Olympic Day at East Tennessee State University included the lighting of a torch, games and hundreds of participants.
The school hosted its first Olympic Day event, a requirement for Olympic Training Sites, in the ETSU/Mountain States Health Alliance Athletic Center (Mini Dome) Friday morning. The school was named such a site for weightlifting in April.
The day began at 9 a.m. at City Hall, with the raising of the Olympic flag, followed by the lighting of a torch that was carried to the Mini Dome through downtown. The last leg of the torch run was made by ETSU President Brian Noland’s wife Donna and their son Jackson.
Hundreds of children from area organizations with summer programs were bused in to participate in the day’s activities, which included baseball, softball, sprinting, jumping, basketball, volleyball, gymnastics, weightlifting, soccer and arts and crafts.
There are 14 Olympic Training Centers in the country. Only two other centers besides ETSU provide training for weightlifting. One of those is in Colorado Springs, Colo., which is the flagship training center for the U.S. Olympic Committee.
Meg Stone will be the director of ETSU’s training site. She competed in the discus for Great Britain in 1980 and 1984 and was a gold medal winner in the 1982 Commonwealth games. She also competed in track and field for the University of Arizona and continues to hold the NCAA shot put and discus collegiate record. In Europe, Stone was the first woman to serve as the national track and field coach for Scotland.
“As a two-time Olympian, it has been really, really important for me to continue that Olympic movement through my career, but also for it to be very, very important to have this design three weeks before the real Olympics take part,” Stone said.
Former ETSU president Paul E. Stanton Jr. helped Noland’s family light a cauldron on stage after they carried the torch into the Dome.
“You know, 10 years ago if anyone said we’d have an Olympic Day at ETSU and be an Olympic Training Site, I’d have said, ‘No way,’ ” Stanton said.
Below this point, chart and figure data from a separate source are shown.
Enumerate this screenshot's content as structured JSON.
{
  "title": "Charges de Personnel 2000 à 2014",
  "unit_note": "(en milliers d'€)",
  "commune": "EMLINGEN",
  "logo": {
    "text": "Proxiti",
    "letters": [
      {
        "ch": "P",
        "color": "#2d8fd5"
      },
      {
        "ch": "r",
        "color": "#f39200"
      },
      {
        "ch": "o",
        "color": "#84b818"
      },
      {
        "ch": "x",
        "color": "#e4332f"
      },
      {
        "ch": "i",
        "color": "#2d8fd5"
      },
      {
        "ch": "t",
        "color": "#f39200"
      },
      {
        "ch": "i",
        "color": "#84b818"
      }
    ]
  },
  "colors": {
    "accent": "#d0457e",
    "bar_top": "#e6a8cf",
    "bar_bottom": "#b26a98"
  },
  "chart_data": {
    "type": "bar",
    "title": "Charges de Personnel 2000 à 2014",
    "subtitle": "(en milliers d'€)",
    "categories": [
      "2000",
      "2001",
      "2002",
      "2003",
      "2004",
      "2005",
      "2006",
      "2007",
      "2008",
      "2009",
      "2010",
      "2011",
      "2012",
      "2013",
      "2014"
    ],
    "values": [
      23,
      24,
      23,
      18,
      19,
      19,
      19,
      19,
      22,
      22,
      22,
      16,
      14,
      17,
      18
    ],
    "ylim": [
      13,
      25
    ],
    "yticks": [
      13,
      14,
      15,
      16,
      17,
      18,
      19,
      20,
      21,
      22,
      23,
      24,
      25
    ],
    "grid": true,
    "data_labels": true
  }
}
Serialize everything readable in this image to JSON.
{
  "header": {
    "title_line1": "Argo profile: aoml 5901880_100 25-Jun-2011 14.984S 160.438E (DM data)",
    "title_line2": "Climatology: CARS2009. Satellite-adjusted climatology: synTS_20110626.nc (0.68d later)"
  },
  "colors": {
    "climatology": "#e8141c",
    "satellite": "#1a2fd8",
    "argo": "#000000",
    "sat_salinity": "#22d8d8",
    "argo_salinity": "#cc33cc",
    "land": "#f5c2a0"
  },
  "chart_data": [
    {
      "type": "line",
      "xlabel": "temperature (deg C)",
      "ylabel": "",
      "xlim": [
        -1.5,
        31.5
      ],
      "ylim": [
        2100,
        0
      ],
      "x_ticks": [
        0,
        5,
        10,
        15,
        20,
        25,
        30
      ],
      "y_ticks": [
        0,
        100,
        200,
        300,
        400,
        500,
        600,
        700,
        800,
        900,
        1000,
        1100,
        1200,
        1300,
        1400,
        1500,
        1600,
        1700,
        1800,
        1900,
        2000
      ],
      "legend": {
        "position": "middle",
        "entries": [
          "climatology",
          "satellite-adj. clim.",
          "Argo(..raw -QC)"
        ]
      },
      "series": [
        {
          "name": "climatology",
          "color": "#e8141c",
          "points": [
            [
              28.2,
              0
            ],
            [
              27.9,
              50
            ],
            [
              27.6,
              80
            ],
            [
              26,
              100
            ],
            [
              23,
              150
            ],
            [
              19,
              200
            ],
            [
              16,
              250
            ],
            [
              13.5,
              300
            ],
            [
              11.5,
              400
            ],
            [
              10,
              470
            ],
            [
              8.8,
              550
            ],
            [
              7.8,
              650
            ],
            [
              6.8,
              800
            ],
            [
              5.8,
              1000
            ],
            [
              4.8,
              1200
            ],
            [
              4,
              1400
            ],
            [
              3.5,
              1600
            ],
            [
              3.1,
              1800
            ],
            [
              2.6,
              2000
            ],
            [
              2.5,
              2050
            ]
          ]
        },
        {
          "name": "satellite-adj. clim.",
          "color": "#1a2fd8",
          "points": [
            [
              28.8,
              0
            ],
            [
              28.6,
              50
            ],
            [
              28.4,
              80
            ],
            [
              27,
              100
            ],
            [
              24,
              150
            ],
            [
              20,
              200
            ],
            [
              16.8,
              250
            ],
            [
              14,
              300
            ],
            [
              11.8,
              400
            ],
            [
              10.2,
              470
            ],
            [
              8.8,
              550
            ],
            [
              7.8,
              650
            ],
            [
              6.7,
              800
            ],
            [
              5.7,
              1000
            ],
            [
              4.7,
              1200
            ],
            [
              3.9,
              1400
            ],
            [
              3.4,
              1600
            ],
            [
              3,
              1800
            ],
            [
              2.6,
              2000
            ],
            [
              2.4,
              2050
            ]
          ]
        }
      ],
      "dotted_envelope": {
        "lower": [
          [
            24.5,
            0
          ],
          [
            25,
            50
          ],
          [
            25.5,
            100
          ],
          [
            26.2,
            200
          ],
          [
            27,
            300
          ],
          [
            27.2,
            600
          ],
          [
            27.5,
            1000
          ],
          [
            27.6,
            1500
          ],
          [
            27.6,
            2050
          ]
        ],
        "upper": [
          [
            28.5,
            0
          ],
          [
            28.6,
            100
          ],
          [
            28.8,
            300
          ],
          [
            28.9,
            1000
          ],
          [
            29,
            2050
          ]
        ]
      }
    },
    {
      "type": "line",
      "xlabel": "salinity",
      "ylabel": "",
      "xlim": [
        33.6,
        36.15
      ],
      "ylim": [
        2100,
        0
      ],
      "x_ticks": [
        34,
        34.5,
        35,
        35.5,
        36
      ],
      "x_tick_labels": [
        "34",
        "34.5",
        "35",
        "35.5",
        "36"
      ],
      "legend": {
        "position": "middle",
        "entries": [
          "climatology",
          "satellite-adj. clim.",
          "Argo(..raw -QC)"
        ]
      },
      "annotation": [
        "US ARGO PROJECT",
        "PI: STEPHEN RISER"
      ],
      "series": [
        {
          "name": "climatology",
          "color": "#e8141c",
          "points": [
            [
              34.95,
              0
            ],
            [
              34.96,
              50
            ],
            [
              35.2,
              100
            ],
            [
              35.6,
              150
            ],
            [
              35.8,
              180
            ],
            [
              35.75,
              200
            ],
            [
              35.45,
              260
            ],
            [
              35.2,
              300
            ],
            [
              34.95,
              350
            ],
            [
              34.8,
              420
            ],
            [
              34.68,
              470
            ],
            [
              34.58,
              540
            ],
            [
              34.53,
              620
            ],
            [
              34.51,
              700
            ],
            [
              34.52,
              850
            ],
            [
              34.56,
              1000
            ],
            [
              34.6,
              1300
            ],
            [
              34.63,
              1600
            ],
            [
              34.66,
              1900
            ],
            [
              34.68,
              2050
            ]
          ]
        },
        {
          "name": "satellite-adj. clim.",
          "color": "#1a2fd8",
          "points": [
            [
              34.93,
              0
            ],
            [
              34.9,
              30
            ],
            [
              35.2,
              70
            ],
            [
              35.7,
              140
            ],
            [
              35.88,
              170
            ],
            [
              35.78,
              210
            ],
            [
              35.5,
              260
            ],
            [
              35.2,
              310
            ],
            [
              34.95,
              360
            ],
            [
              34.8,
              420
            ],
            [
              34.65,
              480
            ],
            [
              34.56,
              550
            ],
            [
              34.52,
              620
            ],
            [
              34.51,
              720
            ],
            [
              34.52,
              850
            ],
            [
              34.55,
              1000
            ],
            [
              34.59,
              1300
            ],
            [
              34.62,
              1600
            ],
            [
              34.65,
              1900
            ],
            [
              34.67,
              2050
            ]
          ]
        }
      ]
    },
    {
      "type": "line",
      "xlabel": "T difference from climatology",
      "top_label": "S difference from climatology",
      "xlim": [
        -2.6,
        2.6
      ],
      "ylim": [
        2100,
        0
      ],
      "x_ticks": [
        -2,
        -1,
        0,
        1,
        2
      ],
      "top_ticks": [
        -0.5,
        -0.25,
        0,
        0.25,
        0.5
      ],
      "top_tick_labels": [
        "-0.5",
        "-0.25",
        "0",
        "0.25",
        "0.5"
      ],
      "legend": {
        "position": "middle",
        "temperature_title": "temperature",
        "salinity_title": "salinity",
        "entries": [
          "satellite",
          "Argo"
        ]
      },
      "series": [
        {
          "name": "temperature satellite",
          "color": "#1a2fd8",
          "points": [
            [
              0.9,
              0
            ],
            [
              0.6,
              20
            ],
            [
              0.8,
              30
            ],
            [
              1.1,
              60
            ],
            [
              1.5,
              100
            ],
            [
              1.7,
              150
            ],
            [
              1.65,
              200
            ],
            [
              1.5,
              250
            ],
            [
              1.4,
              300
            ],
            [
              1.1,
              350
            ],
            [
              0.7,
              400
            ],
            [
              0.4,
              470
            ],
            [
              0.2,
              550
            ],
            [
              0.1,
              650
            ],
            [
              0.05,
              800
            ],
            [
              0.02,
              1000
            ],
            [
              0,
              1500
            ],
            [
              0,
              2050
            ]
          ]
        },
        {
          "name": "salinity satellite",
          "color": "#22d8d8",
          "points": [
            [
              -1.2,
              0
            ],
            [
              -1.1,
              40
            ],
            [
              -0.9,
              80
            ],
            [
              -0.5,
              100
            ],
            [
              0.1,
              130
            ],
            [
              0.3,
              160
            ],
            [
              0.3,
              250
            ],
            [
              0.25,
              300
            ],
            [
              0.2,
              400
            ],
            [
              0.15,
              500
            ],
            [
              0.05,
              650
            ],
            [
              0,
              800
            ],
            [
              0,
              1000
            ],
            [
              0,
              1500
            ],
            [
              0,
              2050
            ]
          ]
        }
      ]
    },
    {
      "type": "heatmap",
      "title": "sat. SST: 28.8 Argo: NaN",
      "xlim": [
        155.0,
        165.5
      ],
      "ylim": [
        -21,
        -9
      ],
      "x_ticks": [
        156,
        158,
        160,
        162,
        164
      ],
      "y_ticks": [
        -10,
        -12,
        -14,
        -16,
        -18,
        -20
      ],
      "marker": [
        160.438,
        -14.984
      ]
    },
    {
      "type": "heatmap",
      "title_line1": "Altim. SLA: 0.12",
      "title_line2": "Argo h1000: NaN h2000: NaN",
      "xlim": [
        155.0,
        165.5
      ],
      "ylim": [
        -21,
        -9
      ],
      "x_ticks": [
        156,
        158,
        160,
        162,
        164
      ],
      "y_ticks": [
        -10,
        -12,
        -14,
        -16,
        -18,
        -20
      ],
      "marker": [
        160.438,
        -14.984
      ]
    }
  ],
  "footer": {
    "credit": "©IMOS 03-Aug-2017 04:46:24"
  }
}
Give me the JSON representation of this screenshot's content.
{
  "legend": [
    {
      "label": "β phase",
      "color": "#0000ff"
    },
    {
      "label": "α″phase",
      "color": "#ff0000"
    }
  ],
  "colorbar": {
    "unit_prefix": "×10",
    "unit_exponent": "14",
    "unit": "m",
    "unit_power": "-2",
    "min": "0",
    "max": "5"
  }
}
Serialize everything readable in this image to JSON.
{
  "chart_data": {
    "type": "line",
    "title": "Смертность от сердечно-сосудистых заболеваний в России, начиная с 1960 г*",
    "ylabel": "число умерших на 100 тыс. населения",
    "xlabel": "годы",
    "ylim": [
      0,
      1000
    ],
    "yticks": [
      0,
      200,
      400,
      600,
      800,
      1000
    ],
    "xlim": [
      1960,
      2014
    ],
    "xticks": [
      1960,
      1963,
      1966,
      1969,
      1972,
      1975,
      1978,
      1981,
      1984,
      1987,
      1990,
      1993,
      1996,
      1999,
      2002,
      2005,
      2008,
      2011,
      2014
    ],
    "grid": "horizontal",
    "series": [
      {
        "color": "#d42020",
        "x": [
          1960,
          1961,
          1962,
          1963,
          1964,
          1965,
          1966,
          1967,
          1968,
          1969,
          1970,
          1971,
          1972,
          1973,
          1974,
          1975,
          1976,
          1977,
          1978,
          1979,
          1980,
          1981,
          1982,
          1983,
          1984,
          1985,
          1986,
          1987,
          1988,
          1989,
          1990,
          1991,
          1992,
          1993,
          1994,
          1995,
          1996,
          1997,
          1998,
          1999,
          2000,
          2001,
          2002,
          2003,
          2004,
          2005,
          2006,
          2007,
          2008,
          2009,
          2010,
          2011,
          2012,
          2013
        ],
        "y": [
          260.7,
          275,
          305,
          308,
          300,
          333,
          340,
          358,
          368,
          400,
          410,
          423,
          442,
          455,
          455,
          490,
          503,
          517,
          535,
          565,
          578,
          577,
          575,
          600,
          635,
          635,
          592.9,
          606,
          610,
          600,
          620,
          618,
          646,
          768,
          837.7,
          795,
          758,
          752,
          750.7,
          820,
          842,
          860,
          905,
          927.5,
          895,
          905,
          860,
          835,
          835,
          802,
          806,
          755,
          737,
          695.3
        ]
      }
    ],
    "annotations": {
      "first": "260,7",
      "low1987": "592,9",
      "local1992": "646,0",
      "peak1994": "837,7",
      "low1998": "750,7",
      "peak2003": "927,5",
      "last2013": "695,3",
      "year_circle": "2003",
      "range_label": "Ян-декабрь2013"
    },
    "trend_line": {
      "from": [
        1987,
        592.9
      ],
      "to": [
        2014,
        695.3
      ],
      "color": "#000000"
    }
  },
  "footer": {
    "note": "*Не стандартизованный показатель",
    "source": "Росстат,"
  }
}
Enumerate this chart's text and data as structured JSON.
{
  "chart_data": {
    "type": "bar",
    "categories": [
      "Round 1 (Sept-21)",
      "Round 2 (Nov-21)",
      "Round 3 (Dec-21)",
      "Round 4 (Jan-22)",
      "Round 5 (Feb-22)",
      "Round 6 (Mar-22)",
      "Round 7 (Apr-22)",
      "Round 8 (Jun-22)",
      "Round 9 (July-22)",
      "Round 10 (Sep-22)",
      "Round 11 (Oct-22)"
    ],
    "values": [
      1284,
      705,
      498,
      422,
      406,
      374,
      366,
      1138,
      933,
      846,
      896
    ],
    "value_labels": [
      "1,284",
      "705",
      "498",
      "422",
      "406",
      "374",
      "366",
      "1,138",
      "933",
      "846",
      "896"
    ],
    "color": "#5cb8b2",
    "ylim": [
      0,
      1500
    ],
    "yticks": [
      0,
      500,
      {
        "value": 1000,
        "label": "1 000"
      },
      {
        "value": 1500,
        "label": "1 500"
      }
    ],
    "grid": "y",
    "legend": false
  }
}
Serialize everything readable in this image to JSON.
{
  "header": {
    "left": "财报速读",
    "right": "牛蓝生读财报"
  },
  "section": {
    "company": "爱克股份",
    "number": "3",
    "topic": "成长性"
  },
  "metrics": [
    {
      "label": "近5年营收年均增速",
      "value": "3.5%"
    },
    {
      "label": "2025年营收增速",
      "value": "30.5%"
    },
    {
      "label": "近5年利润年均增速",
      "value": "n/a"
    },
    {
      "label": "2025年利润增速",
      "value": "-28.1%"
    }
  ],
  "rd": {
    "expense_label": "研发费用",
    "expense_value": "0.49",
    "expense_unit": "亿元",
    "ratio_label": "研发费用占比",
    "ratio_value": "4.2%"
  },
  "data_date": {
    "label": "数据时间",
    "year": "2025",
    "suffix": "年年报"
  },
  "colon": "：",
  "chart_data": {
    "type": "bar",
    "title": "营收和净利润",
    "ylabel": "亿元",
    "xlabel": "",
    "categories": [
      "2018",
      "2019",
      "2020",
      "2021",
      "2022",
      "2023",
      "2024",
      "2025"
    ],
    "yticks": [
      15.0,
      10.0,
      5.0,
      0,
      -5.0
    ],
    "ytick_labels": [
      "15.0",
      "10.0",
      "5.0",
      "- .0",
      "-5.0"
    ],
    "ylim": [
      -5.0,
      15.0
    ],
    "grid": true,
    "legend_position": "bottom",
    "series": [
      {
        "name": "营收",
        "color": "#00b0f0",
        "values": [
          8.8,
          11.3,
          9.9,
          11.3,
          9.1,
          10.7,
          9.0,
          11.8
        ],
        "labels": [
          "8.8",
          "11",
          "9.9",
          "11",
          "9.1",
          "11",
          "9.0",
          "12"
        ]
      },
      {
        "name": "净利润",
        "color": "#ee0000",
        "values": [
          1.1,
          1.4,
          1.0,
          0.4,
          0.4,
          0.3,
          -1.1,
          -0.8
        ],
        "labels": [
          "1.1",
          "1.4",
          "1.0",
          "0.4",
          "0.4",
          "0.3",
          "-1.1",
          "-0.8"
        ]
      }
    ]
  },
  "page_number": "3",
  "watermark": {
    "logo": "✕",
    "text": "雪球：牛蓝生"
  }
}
Stanton said ETSU was celebrating Olympic Day because Meg Stone and her husband Mike Stone were hired at ETSU some years ago, and they established a Center of Excellence in Sport Science and Coaching Education and a doctorate program in coach education. The Olympic designation followed those accomplishments.
Stanton encouraged the hundreds of children who attended the event Friday to never give up on their dreams, whether those dreams are to be Olympians, doctors or anything else.
Stone said that was certainly part of the point of the Olympic Day.
“We want that to carry over, those Olympic ideals to carry over to the young people ... in the Dome this morning,” Stone said.
The weightlifting Olympic Training Site already has two students enrolled for this fall, Jordan Beard and May Thompson, who said in April they were excited to begin the program. Both women have an eye toward the 2016 Olympics. Stone said more weightlifters are being recruited, and, in fact, she is speaking with some young men right now who have competed at the junior level in weightlifting.
She said all the athletes accepted into the weightlifting program this summer will begin as students in the fall and begin training to compete in the 2016 Olympics.
“I think right now, you know, who can predict if there will be an Olympian come from Johnson City?” Stone said. “But really there’s no reason why ... the people that we are talking to, if they have that desire in their heart. There’s no reason why they can’t take that step to the Olympic team.”
This year’s Olympics will be held July 27-Aug. 12 in London.
The Olympic Day will be held each June at ETSU.